With the number of FinTech companies exponentially growing, there is a real sense that the sector is reaching maturity. The disruptive products and services have become mainstream as financial services increasingly become app-based and reliant on artificial intelligence, machine learning and even blockchain. Yet, there is a distinct sense that FinTech is in bubble territory; valuations are rising, competition is fierce, and legacy players are muscling back in. So, how can the sector become sustainable in the long term?
FinTech’s future sustainability is predicated on an expanded pool of highly skilled technologists, engineers and coders. These essential skills must be taught to future coders and digital experts to secure the future of FinTech within Bahrain and the region. So, if education is the answer to FinTech’s long term health, what can Governments and companies do to promote skills and education?
Firstly, collaborate. Bahrain is at an advantage at this front because of its ever-growing ecosystem of startups, multinationals, government agencies and education establishments that collaborate for the greater cause of the establishment of FinTechs within the country.
This ecosystem is defined by collaboration. For example, Bahrain FinTech Bay (the region’s first and largest FinTech hub) and Bahrain’s Labour Fund Tamkeen have partnered with Georgetown University’s McDonough School of Business to launch a first of its kind FinTech programme designed to upskill the local Bahraini workforce.
Collaboration is not enough however. Local talent needs to be inspired to take up a career in FinTech, not only because they want to be at the cutting edge of change, but they are confident it is a long-term and sustainable career.

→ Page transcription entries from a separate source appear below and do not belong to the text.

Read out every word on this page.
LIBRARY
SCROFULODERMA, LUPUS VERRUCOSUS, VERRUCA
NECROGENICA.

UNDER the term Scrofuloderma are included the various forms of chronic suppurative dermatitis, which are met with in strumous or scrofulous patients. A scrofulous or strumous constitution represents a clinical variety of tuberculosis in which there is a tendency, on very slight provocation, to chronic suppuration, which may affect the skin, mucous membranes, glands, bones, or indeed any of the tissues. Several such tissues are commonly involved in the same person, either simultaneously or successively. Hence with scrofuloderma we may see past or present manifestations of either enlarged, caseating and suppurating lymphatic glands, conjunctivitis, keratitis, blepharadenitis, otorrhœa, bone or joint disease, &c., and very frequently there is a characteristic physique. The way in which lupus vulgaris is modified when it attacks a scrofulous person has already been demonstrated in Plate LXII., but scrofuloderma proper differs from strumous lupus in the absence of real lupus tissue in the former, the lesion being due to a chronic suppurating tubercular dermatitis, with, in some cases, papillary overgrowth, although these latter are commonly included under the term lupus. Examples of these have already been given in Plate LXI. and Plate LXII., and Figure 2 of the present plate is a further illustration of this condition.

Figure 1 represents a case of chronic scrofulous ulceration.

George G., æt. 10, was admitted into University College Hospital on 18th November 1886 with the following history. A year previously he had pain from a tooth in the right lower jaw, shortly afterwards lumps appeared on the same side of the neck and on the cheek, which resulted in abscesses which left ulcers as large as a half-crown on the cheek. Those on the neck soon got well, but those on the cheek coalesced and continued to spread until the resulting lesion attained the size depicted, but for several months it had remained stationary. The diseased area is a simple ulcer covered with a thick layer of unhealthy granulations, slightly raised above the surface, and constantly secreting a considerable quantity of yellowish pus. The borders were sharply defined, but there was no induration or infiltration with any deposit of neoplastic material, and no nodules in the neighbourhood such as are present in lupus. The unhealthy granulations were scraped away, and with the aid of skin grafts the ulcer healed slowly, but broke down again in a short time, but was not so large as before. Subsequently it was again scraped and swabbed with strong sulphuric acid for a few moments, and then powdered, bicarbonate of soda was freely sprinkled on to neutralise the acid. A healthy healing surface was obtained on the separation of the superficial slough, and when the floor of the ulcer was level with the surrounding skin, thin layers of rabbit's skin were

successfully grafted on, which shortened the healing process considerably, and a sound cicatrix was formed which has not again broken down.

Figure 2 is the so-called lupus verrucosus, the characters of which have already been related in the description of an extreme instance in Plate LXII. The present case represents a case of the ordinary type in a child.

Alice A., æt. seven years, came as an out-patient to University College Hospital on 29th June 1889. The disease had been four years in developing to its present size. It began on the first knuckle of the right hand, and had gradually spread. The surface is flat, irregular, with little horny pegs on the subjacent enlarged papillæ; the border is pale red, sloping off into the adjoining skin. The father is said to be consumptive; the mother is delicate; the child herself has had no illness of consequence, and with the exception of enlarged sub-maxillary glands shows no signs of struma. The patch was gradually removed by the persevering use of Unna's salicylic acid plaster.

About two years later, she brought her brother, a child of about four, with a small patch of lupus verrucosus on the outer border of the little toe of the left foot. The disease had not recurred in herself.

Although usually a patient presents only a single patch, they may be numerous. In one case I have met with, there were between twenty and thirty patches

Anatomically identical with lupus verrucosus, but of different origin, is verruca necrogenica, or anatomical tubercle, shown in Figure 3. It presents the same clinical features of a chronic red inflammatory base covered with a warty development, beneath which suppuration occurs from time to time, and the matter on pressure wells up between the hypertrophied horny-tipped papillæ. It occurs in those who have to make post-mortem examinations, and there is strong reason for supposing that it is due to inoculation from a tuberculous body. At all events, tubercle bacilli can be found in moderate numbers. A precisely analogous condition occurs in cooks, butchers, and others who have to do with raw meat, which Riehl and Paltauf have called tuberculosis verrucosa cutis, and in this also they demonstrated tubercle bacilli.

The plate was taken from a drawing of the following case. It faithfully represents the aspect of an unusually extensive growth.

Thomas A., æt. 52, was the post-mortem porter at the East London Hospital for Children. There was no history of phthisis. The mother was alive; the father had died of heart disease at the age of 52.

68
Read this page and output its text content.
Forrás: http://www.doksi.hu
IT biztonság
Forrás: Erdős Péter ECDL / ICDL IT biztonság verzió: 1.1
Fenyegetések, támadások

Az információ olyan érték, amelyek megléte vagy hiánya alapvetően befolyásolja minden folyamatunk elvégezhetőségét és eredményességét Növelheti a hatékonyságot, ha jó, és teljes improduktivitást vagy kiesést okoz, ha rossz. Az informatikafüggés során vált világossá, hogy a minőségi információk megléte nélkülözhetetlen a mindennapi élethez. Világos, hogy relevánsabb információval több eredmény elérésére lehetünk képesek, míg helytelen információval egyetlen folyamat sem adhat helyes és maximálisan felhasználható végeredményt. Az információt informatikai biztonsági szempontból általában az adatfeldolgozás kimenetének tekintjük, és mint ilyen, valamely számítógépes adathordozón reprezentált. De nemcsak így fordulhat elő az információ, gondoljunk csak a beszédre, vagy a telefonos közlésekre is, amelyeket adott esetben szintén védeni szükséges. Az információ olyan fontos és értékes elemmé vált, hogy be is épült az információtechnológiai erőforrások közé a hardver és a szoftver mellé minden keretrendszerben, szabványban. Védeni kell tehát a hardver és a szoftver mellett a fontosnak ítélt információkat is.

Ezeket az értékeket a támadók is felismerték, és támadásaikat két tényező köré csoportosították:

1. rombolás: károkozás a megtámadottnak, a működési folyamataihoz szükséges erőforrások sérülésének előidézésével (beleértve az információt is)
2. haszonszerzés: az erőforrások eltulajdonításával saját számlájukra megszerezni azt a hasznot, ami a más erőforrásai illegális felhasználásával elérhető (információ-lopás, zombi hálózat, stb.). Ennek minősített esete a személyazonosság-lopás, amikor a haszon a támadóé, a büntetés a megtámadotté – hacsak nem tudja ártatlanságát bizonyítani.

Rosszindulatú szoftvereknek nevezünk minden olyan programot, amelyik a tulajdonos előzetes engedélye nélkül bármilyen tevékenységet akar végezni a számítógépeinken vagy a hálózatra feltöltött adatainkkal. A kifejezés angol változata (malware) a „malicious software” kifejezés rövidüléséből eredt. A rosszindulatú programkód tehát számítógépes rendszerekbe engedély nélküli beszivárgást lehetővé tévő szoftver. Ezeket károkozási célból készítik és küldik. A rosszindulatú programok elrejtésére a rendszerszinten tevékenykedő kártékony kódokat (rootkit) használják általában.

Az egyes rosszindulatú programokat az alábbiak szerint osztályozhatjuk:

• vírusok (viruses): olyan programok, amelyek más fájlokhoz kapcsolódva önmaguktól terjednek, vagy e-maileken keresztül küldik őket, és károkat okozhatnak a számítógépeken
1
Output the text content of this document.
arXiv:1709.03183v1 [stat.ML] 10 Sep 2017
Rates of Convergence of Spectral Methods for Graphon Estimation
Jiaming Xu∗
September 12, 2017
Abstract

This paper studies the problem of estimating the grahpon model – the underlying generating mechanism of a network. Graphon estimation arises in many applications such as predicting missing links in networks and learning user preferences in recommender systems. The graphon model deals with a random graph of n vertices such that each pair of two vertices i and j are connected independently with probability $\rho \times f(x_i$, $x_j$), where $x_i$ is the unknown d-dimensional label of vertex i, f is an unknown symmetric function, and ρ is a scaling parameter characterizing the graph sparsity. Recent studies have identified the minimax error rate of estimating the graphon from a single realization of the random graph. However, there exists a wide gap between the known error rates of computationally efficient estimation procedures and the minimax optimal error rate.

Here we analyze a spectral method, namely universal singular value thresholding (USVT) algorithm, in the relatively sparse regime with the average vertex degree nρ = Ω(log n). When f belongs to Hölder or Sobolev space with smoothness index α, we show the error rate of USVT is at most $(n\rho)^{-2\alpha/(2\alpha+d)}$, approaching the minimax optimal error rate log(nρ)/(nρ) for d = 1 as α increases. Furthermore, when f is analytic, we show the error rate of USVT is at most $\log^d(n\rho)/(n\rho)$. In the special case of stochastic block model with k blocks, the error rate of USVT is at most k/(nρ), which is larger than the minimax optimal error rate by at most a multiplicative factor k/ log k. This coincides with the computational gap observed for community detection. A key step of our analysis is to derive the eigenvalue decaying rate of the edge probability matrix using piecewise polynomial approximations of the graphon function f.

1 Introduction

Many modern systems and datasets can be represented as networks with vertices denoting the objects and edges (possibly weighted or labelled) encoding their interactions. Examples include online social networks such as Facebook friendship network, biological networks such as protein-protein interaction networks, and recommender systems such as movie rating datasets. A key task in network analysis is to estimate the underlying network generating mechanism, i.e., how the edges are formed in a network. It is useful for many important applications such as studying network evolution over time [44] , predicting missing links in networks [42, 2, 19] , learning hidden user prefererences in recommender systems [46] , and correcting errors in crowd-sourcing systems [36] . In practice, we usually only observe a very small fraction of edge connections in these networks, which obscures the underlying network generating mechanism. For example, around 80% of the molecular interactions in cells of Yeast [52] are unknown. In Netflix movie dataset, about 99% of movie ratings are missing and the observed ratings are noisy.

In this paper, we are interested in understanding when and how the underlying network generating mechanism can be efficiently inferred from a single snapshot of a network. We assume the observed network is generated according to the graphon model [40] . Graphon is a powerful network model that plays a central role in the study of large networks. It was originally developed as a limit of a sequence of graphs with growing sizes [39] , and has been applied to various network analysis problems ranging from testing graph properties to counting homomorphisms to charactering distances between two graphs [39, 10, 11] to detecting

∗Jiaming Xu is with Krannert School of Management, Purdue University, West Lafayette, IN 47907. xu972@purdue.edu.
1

Credibility can be achieved in two ways. Building local confidence in the robustness of Government and academic programmes,and bringing in outside partners who lend their own stature to initiatives. Bahrain is again a good example of both. The training courses on offer from Bahrain FinTech Bay and Bahrain Polytechnic have attracted participants from around the world, demonstrating a clear recognition of the robustness of these courses. Which have also attracted international renowned institutions such as Amazon Web Services; which is training data scientists in the Kingdom; and the University of California, Berkeley; which is in the process of launching an AI and Robotics in Finance course in Bahrain.
The third and final attribute needed to promote education and skills in FinTech are concrete outcomes. Training opportunities may be plentiful and credible, but the skills workers learn must be easily applied in a pro-innovation environment. Otherwise, why take the time to learn these skills? Unless you want to move abroad to other FinTech centres, which can be devastating for relatively small hubs such as Estonia or Singapore, who invest significant amounts in technology skills in order to attract and retain as many FinTech pioneers as possible. For an equally small market, Bahrain punches above its weight in training and retaining highly skilled workers, who are not only attracted to the Kingdom because of the reputable FinTech education, but also the high quality of life; cost competitive business environment and unrivalled connectivity.
If the future of FinTech is education, then collaboration, credibility and concrete outcomes are crucial to the success of this increase in skills and training. Without these factors, the growth of FinTech will be shallow, built upon unsustainable foundations, and will fail to live up to expectations, especially in markets such as the Middle East that could benefit so much from disruptive technologies.